Сухой диагноз Бодева завершался прелюбопытной фразой:
«Особенно постоянной и патологической навязчивой идеей у Илиева является идея о бедности; приливы и отливы этого болезненного чувства в значительной степени определяют его душевное равновесие или дисгармонию по отношению к окружающей его среде».
Этот странный вывод я подчеркнул красным карандашом. Навязчивые мысли об испытанной бедности подтверждал и проведенный мной допрос, но Пешка чувствовал по отношению к бедности скорее отвращение, нежели клинический страх. Я сознавал, что знаю слишком мало, а пожелтевшая папка, лежавшая на моем столе, не может мне помочь. Я должен был как-то связать юношеские переживания Пешки с абстрактным заключением психиатра. Что-то вертелось у меня в мозгу, пытаясь обрести форму… как вдруг громко зазвонил телефон. Я выругался вслух.
— Чем занимаешься, дорогой? — В голосе Шефа не чувствовалось любопытства.
— Развлекаюсь… читаю учебник по психиатрии. Ты страдаешь навязчивыми идеями?

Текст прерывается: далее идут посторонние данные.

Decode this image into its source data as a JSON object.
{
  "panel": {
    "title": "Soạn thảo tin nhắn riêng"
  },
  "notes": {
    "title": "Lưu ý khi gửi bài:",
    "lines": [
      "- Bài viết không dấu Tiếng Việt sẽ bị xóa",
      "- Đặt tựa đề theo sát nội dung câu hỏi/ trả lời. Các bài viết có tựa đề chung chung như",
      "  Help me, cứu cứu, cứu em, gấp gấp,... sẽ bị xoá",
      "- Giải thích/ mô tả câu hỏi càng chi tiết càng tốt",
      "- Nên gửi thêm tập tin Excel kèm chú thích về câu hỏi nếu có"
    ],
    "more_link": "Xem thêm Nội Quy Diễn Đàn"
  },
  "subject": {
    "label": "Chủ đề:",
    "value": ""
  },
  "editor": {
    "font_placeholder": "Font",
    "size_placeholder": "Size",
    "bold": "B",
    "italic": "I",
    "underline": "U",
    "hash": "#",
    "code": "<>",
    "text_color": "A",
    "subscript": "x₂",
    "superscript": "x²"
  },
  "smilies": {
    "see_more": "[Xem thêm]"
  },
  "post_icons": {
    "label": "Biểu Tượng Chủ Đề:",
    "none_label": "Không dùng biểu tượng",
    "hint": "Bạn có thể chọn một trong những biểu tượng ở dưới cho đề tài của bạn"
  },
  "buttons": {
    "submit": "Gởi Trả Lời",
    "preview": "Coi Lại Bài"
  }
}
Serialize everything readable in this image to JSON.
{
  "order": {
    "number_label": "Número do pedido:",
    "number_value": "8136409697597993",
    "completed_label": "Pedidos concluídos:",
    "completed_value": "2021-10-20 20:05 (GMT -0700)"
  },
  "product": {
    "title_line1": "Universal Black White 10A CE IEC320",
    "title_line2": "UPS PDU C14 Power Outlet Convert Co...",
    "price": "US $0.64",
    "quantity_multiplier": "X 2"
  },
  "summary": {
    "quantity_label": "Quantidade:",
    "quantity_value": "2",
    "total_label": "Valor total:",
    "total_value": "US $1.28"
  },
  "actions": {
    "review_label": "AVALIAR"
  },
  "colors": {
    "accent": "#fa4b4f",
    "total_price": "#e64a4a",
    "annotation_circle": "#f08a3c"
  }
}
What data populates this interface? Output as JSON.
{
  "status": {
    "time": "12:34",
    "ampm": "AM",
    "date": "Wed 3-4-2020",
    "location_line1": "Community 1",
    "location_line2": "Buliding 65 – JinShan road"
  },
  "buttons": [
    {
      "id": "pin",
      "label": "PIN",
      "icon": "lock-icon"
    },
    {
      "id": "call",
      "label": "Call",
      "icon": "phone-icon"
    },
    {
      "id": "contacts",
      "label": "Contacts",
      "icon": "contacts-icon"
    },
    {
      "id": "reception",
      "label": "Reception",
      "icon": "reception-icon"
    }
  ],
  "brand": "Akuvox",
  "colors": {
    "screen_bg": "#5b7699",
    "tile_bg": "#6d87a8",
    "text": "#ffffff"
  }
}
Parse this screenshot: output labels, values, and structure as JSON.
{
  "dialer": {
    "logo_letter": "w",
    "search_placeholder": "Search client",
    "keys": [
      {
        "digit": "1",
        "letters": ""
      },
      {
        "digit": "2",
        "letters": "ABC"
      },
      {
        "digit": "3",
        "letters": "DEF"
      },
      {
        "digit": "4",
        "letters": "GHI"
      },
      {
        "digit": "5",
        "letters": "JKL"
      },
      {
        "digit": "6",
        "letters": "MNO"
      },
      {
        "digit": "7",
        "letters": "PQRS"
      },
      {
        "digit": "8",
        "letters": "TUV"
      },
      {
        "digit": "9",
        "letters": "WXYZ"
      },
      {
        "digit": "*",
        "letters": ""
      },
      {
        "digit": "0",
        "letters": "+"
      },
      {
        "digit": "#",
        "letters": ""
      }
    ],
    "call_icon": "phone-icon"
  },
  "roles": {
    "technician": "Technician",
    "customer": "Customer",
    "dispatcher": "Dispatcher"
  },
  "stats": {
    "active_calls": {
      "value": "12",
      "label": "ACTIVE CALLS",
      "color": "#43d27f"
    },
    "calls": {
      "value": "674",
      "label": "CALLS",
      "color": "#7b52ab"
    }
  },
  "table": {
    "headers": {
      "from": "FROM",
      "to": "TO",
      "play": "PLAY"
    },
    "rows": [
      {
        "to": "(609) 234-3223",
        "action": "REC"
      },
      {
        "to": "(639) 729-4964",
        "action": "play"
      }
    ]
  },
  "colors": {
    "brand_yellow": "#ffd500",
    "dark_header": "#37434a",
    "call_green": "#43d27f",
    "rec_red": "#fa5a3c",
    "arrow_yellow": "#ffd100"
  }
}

— Я страдаю из-за лени моих подчиненных, — не остался в долгу Шеф. — Особенно считающихся моими друзьями. Как ведет себя твой голубок?
— Заставил меня плакать.
— Не может быть! Плачут люди, которые способны что-то испытывать!
— Я преувеличил малость… просто он загнал меня в угол, и сейчас душа моя ноет.
Слышно, как Шеф закуривает, смачно затягивается, потом выпускает дым в телефонную трубку — мне в ухо.
— Я звоню по другому поводу… ты что-нибудь имел в виду, когда вчера так по-идиотски спросил меня, испытываю ли я в последнее время чувство вины?
Между нами пролегла напряженная тишина, мы молчали так долго, что я уже опасался, что Шеф взорвется, а мне станет скучно.
— Я пошутил, Божидар, плохо то, что и мои шутки становятся навязчивыми.
Кофе остывает в пластмассовых чашках. Я не обязан угощать им Илиева, но сегодня утром я проспал и остался без кофеиновой зарядки — единственной физкультуры, которой я занимаюсь много лет. Толстая панка спрятана в сейфе, в магнитофон не вставлена кассета, передо мной лишь старая «Эрика» — полуживая пишущая машинка, терпевшая вместе со мной зло в течение двадцати лет и оставшаяся в живых лишь потому, что у нее нет памяти, — на ее месте я бы настучал на листе «конец» и распался на части.
Пешка входит в кабинет, удобно усаживается в кресло, смотрит на меня преданными скорбными глазами. Имея богатый опыт в следственных ритуалах, он мигом схватывает, что моя приветливость и внимательность, по сути, нас отчуждают, что, пережив рассказ о его детстве, я взял себя в руки и теперь готов работать. Чувствуя, что отношения между нами изменились, он тут же стирает скорбь с лица, словно это капли воды после умывания. Выспавшийся — он спал сном невинного младенца, ибо совесть его чиста, как первый снег, — подкрепившийся завтраком, сбросивший с себя временные печали, он вновь готов мне помочь. Развязным жестом вынимает из расшитого кармана арестантской куртки пачку «Арды» с фильтром. Этот кудрявый голубок наблюдателен, даже в наших пороках ищет близость и взаимность.
— Я снова стал курить, гражданин следователь, — вздыхает он.
— Да? — притворно удивляюсь я. — И те сигареты, что курю я?
Пешка умно глядит на меня, уловив намек, обижается, его карие глаза темнеют, но голос остается спокойным и приятно женственным.
— Удобно курить одну и ту же отраву. Ежели вы зашьетесь, я вас угощу, ежели я — надеюсь, вы меня спасете, а то…
— Будем кашлять вместе, — деланно улыбаюсь я. — Но вы вчера сказали, что здоровье — это удовольствие?
— Высшее удовольствие, гражданин Евтимов, но когда ты среди людей. Быть здоровым и одиноким — это болезнь. Я не переношу одиночества, чувствителен к нему, у меня выступает сыпь внутри… В газете «Орбита» одна бамбина назвала это «душевной аллергией». Когда ты на воле, встретишь кого-то и надуешь, встретишь другого — он тебя надует… но, скажите, можно обмануть самого себя? Вы способны обмануть самого себя?
— Это трудное дело, Илиев, — соглашаюсь я.